Pretrained language models have shown promise in analysing nucleotide sequences, yet a versatile model excelling across diverse tasks with a single pretrained weight set remains elusive. Here we introduce RNAErnie, an RNA-focused pretrained model built upon the transformer architecture, employing two simple yet effective strategies. First, RNAErnie enhances pretraining by incorporating RNA motifs as biological priors and introducing motif-level random masking in addition to masked language modelling at base/subsequence levels. It also tokenizes RNA types (for example, miRNA, lnRNA) as stop words, appending them to sequences during pretraining. Second, subject to out-of-distribution tasks with RNA sequences not seen during the pretraining phase, RNAErnie proposes a type-guided fine-tuning strategy that first predicts possible RNA types using an RNA sequence and then appends the predicted type to the tail of sequence to refine feature embedding in a post hoc way. Our extensive evaluation across seven datasets and five tasks demonstrates the superiority of RNAErnie in both supervised and unsupervised learning.

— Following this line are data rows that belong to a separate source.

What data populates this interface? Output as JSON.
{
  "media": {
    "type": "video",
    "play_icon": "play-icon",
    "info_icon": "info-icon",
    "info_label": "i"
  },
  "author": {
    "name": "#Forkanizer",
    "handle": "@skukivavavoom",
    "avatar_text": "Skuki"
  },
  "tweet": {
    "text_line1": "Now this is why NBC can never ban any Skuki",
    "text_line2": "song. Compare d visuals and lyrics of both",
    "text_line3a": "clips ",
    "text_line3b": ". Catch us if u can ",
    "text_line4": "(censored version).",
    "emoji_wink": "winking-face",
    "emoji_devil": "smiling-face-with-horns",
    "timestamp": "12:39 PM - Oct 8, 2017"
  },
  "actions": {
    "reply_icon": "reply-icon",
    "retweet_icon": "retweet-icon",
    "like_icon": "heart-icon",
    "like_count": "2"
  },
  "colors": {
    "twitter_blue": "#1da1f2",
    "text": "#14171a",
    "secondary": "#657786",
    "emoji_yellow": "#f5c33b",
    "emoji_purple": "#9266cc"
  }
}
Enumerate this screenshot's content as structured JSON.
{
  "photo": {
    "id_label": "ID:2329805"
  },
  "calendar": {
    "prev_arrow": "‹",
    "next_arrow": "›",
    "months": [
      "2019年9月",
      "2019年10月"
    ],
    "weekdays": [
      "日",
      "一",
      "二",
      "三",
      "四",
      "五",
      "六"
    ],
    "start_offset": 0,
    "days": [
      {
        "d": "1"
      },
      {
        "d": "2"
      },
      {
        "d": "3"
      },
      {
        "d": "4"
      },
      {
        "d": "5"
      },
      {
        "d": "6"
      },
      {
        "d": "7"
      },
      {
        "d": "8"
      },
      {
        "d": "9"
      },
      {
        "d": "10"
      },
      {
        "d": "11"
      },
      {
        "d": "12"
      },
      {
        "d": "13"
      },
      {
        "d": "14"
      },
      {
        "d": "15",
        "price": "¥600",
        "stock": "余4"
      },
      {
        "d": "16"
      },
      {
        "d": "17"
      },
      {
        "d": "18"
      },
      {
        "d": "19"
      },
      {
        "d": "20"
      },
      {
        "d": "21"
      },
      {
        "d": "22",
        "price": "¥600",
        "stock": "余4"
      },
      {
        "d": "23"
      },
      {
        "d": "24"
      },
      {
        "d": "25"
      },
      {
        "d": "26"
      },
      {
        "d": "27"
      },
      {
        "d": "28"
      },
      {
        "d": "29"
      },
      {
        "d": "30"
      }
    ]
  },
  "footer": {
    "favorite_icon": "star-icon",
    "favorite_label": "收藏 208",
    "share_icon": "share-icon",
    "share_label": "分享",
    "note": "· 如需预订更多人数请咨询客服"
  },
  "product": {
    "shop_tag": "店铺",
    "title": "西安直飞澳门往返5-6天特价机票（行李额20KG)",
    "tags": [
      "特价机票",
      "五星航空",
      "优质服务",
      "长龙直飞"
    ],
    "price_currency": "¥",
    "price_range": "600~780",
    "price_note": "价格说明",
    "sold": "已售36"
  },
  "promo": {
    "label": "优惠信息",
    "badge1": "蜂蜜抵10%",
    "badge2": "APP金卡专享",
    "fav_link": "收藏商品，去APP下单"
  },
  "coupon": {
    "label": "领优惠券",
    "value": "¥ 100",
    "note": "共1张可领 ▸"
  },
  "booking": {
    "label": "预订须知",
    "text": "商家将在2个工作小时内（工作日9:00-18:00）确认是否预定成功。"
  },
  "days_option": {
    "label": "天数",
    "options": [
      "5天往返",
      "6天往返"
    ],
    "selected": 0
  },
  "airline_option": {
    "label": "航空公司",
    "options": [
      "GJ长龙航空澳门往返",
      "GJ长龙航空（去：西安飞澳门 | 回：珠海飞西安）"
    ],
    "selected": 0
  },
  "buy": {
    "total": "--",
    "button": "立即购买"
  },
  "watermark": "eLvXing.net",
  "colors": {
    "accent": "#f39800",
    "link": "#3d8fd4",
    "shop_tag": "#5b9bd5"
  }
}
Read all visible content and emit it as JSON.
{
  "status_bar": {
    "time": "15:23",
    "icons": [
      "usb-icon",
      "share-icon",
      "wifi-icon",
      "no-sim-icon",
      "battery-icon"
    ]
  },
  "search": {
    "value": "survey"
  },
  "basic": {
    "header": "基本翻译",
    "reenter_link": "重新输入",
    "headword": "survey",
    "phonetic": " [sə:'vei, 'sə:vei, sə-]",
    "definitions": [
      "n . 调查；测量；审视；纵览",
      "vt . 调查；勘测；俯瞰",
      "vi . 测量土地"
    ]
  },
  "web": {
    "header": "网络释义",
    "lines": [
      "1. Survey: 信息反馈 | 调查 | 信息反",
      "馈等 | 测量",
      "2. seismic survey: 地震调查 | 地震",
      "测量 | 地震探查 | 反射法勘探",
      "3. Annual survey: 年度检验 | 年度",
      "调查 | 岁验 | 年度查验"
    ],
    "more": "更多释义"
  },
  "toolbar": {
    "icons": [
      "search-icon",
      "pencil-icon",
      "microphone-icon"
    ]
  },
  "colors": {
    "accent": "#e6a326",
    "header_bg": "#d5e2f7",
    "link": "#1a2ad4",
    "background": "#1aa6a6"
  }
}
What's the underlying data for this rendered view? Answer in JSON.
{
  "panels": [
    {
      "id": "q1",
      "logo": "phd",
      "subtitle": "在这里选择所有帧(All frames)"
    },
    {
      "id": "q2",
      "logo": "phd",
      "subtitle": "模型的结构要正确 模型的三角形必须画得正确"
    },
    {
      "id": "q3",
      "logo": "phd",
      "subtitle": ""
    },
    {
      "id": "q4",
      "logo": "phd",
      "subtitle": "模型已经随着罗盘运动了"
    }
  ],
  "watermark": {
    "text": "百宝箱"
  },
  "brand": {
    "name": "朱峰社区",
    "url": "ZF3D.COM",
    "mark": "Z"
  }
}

It surpasses baselines with up to 1.8% higher accuracy in classification, 2.2% greater accuracy in interaction prediction and 3.3% improved F1 score in structure prediction, showcasing its robustness and adaptability with a unified pretrained foundation. Despite the existence of various pretrained language models for nucleotide sequence analysis, achieving good performance on a broad range of downstream tasks using a single model is challenging. Wang and colleagues develop a pretrained language model specifically optimized for RNA sequence analysis and show that it can outperform state-of-the-art methods in a diverse set of downstream tasks.